Importantly, for organizations selected to participate, inaction is not a neutral stance — it carries real consequences. TEAM is a mandatory model, and failure to engage can result in financial losses due to unmanaged cost variation, readmissions, and inefficient discharge planning. It may also signal to CMS and other stakeholders a lack of commitment to value-based care, which could impact future participation in innovation models or funding opportunities. In short, doing nothing risks financial exposure, reputational damage, and diminished strategic influence.

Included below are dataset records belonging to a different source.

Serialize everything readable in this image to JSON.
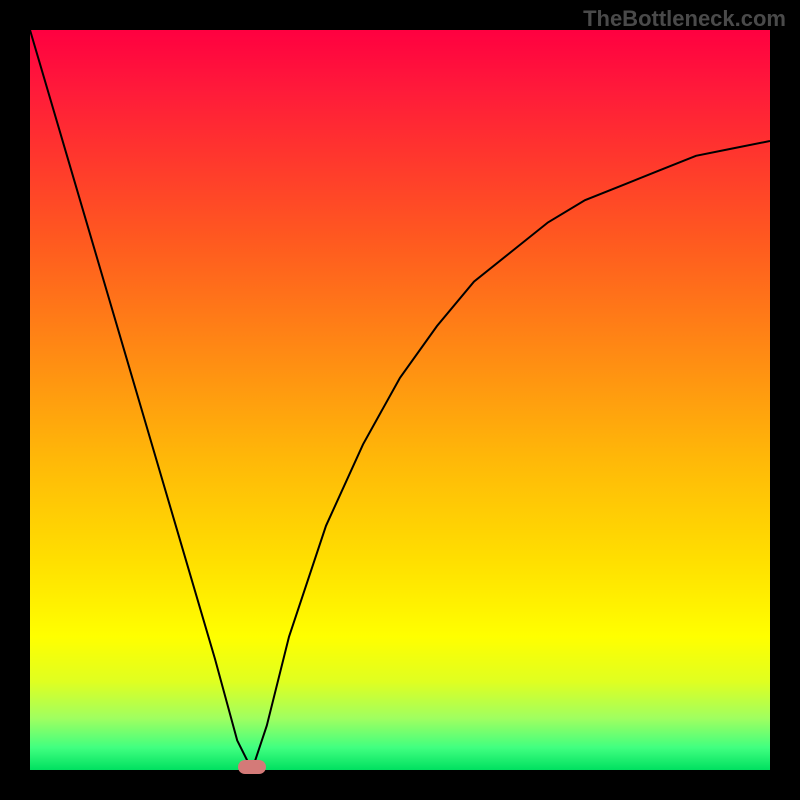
{
  "watermark": "TheBottleneck.com",
  "chart_data": {
    "type": "line",
    "title": "",
    "xlabel": "",
    "ylabel": "",
    "xlim": [
      0,
      100
    ],
    "ylim": [
      0,
      100
    ],
    "legend": false,
    "gradient_background": {
      "top": "#ff0040",
      "mid": "#ffe000",
      "bottom": "#00e060"
    },
    "series": [
      {
        "name": "left-branch",
        "x": [
          0,
          5,
          10,
          15,
          20,
          25,
          28,
          30
        ],
        "y": [
          100,
          83,
          66,
          49,
          32,
          15,
          4,
          0
        ]
      },
      {
        "name": "right-branch",
        "x": [
          30,
          32,
          35,
          40,
          45,
          50,
          55,
          60,
          65,
          70,
          75,
          80,
          85,
          90,
          95,
          100
        ],
        "y": [
          0,
          6,
          18,
          33,
          44,
          53,
          60,
          66,
          70,
          74,
          77,
          79,
          81,
          83,
          84,
          85
        ]
      }
    ],
    "marker": {
      "name": "optimal-point",
      "x": 30,
      "y": 0,
      "color": "#d47a78"
    }
  }
}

To fortify financial success and patient-centered results, organizations must move beyond compliance and embrace strategic transformation. Hospitals and health systems should:

  1. Establish a TEAM governance structure with a cross-functional lead and steering committee to oversee implementation, track performance, and resolve barriers across perioperative, inpatient, and post-acute domains.
  2. Conduct retrospective episode modeling to identify cost outliers, readmission drivers, and post-acute variation. Apply TEAM’s discount benchmarks to historical data to forecast financial exposure and prioritize interventions.
  3. Standardize care maps across the episode, embedding evidence-based protocols for pre-op, inpatient, and post-discharge phases. Include early mobility bundles, discharge readiness assessments, and escalation criteria.
  4. Launch prehabilitation and blood optimization protocols to improve surgical readiness and recovery. Integrate mobility coaching, nutrition support, caregiver engagement, and correction of anemia or coagulation issues.
  5. Reframe post-acute planning with a “home first with help” approach, training care teams to prioritize outpatient therapy, home health, and remote monitoring. Engage caregivers early and document home readiness in the EMR.
  6. Strengthen relationships with post-acute partners, including skilled nursing facilities and inpatient rehab facilities. Establish shared expectations around quality, length of stay, and discharge planning. Where rehab placement is necessary, implement formal agreements that define length of stay targets, therapy intensity, and communication protocols to ensure alignment with episode goals.
  7. Determine optimal site of care for surgical services, shifting appropriate procedures from hospital-based settings to ambulatory surgery centers. Use clinical criteria, patient risk stratification, and financial modeling to guide decisions. Ensure alignment with payer policies, patient preferences, and capacity planning. Embed site-of-care determination into pre-op workflows and electronic medical record decision support tools to streamline scheduling and resource allocation.
  8. Develop discharge disposition dashboards to track metrics such as percent discharged home, readmission rates by disposition, therapy adherence, and patient-reported outcomes. Segment data by diagnosis-related group and geography to inform targeted interventions.
  9. Invest in data infrastructure and interoperability to ensure post-acute partners have access to discharge summaries, therapy plans, and risk flags. Build shared dashboards for episode tracking and use predictive analytics to stratify risk and personalize care pathways.

By taking these steps, organizations can position themselves not only to meet TEAM requirements, but also to lead in value-based care delivery. With strategic foresight, operational discipline, and commitment to patient-centered outcomes, TEAM can catalyze lasting transformation to strengthen care quality, financial resilience, and system-wide alignment.